Aaaaaaaaanyway, the point of all this is that somewhere in there, between Junior Kimbrough and Junior Brown, I lost the thread of underground music. The ska craze came and went. I didn’t notice, and Indy rock blossomed and died. I got introduced to Magnetic Fields, Built to Spill, and Ween in there somewhere. I was mildly interested in Beck. But frankly, Hank Williams and R.L. Burnside seemed much more fascinating. Besides, y’know, I’m getting old and broke down, and blues and country just seem to go so well with aging.
I’m still not sure just what the hell “Emo” is.
Well, I recently decided that I’ve become way too snobbish and insular, and that I’m probably missing out on tons and tons of good music. Besides, I was starting to smell a little dusty. So I sought out my fiancee’s little brother, who is a rather cool, hip kid, and asked him for recommendations. He happily complied, since he’s a music geek, and gave me a stack of music to listen to…including a bunch of really great newish hip hop, which, to my delight, is absolutely stellar. Aesop Rock (wow!), Handsome Boy Modeling School, Goodie Mob, Cee Lo Green, Kool Keith.
Fuckin’ A. This is great stuff.
But he also loaned me a little album called “The Sophtware Slump,” by Granddaddy. Never heard of them.
Wow. Just…wow. Holy shit. It sounds like Wire crossed with the Beatles. How the hell have I not heard of this band? I have been playing this sumbitch nonstop for a month, and it just gets better.
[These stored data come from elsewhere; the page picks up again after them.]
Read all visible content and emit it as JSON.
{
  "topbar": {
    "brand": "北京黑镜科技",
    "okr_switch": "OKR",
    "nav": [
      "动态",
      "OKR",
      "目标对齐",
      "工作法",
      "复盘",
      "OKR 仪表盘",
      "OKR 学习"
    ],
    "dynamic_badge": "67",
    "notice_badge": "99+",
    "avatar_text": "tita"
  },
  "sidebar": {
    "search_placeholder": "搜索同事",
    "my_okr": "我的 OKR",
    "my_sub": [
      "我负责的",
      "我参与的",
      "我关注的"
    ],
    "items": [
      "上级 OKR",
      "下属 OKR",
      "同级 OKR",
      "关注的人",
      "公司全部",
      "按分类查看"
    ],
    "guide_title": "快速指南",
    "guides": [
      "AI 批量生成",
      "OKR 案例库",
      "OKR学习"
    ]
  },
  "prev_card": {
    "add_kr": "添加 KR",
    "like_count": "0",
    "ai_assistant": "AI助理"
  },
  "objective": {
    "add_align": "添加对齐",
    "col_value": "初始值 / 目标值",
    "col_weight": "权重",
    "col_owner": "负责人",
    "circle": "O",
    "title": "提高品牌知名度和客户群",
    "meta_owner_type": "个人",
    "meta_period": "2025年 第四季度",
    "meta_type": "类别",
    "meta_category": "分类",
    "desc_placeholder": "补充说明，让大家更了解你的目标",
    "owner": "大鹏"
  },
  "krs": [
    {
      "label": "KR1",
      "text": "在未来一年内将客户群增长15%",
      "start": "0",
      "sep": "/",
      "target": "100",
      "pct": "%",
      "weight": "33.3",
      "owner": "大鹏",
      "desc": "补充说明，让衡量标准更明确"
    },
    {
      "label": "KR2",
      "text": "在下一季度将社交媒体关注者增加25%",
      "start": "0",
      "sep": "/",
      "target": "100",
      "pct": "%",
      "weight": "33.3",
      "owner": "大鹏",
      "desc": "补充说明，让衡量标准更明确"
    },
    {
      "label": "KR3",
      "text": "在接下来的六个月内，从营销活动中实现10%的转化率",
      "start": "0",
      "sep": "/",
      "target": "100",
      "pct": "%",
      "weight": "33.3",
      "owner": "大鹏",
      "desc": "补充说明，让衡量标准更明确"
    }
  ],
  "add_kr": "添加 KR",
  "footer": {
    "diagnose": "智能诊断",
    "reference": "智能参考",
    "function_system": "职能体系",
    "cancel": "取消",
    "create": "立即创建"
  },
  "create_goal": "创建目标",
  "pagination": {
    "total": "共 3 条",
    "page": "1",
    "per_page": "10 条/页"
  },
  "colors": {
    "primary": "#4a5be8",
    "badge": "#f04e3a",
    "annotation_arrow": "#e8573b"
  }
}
They have more music out there, right? Anything I should look for in particular, or is just any old thing good?
Anyway, I feel like I’ve gotte a breath of fresh air, and suddenly, the music scene looks a lot better to me.
So, any more recommendations? Anybody more hip than an out-of-touch 33-year-old biologist have anything to suggest that I simply must hear?